Qasida

"Da schloss er die Augen und begann, zuerst leise und dann allmählich lauter, eine Qasida, ein sinnbildliches Liebeslied, vorzutragen. Und einige der Gäste, die sich näher um ihn geschart und die Kapuzen ihrer Djellaba zurückgeschlagen hatten, sangen nach einer herben, altandalusischen Weise den Kehrreim, der die Schahada, die Bezeugung der göttlichen Einheit, enthielt. Die arabischen Verse des Gedichtes eilten in raschem, drängendem Schritt dahin, während die Antwort in weit ausholenden Wogen wiederkehrte. Auf einmal floss der Strom des bisher nur antwortenden Chores ununterbrochen weiter, indem er sich in mehrere, nebeneinander herlaufende Rhythmen verzweigte, über welchen die Stimme des leitenden Sängers in hellerem Tone wie ein himmlisches Frohlocken über einem Kriegsgesang dahintanzte.

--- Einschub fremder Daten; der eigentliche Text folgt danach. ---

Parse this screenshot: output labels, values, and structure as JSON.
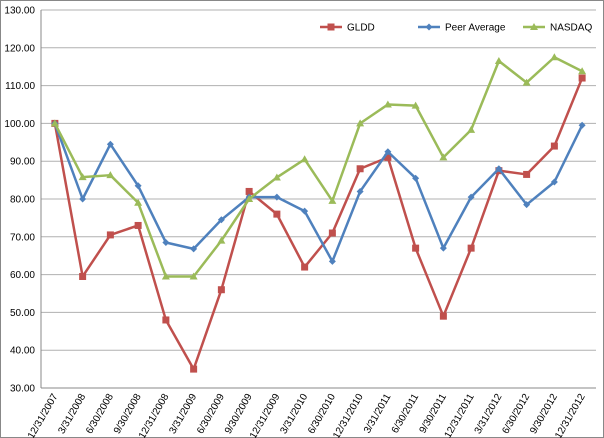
{
  "chart_data": {
    "type": "line",
    "categories": [
      "12/31/2007",
      "3/31/2008",
      "6/30/2008",
      "9/30/2008",
      "12/31/2008",
      "3/31/2009",
      "6/30/2009",
      "9/30/2009",
      "12/31/2009",
      "3/31/2010",
      "6/30/2010",
      "12/31/2010",
      "3/31/2011",
      "6/30/2011",
      "9/30/2011",
      "12/31/2011",
      "3/31/2012",
      "6/30/2012",
      "9/30/2012",
      "12/31/2012"
    ],
    "series": [
      {
        "name": "GLDD",
        "color": "#c0504d",
        "marker": "square",
        "values": [
          100,
          59.5,
          70.5,
          73,
          48,
          35,
          56,
          82,
          76,
          62,
          71,
          88,
          91,
          67,
          49,
          67,
          87.5,
          86.5,
          94,
          112
        ]
      },
      {
        "name": "Peer Average",
        "color": "#4f81bd",
        "marker": "diamond",
        "values": [
          100,
          80,
          94.5,
          83.5,
          68.5,
          66.8,
          74.5,
          80.5,
          80.5,
          76.8,
          63.5,
          82,
          92.5,
          85.5,
          67,
          80.5,
          88,
          78.5,
          84.5,
          99.5
        ]
      },
      {
        "name": "NASDAQ",
        "color": "#9bbb59",
        "marker": "triangle",
        "values": [
          100,
          85.8,
          86.3,
          79,
          59.5,
          59.5,
          69,
          80,
          85.7,
          90.5,
          79.5,
          100,
          105,
          104.7,
          91,
          98.3,
          116.5,
          110.8,
          117.5,
          113.8
        ]
      }
    ],
    "ylim": [
      30,
      130
    ],
    "yticks": [
      {
        "value": 30,
        "label": "30.00"
      },
      {
        "value": 40,
        "label": "40.00"
      },
      {
        "value": 50,
        "label": "50.00"
      },
      {
        "value": 60,
        "label": "60.00"
      },
      {
        "value": 70,
        "label": "70.00"
      },
      {
        "value": 80,
        "label": "80.00"
      },
      {
        "value": 90,
        "label": "90.00"
      },
      {
        "value": 100,
        "label": "100.00"
      },
      {
        "value": 110,
        "label": "110.00"
      },
      {
        "value": 120,
        "label": "120.00"
      },
      {
        "value": 130,
        "label": "130.00"
      }
    ],
    "grid": true,
    "legend": "top-right"
  }
}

Eigenartig war, dass all die vielfältigen Linien der Melodie nirgends zu jenen Akkorden zusammenflossen, die den Strom des Gefühls wie in einem breiten Bett ausruhen lassen und der Sehnsucht einen allzunahen, menschlichen Trost versprechen; nie wurde die Melodie zu einem diesseitigen Raume, und nie klangen ihre Linien versöhnt zusammen, sondern sie flossen endlos dahin, unablässig kreisend um eine lautlose Mitte, die immer deutlicher vernehmbar wurde, als eine zeitlose Gegenwart, ein geistiger Raum ohne Gestern und Morgen, ein kristallenes Jetzt, in dem alle Ungeduld ertrank."1 


"Aller klassischen Poesie - im arabischen, Persischen und Osmanisch-Türkischen wie im Urdu - ist die Form des ghazal (Ghasel) und der qasida (Kassida) eigen, dichterische Gebilde in quantitierenden Versmaßen, die einen durchgehenden Reim besitzen [...]."2 


1 Aus: Fez, Stadt des Islam, Titus Burckhardt, S. 18-19.

2 Aus: Nimm eine Rose und nenne sie Lieder von Annemarie Schimmel, S. 13.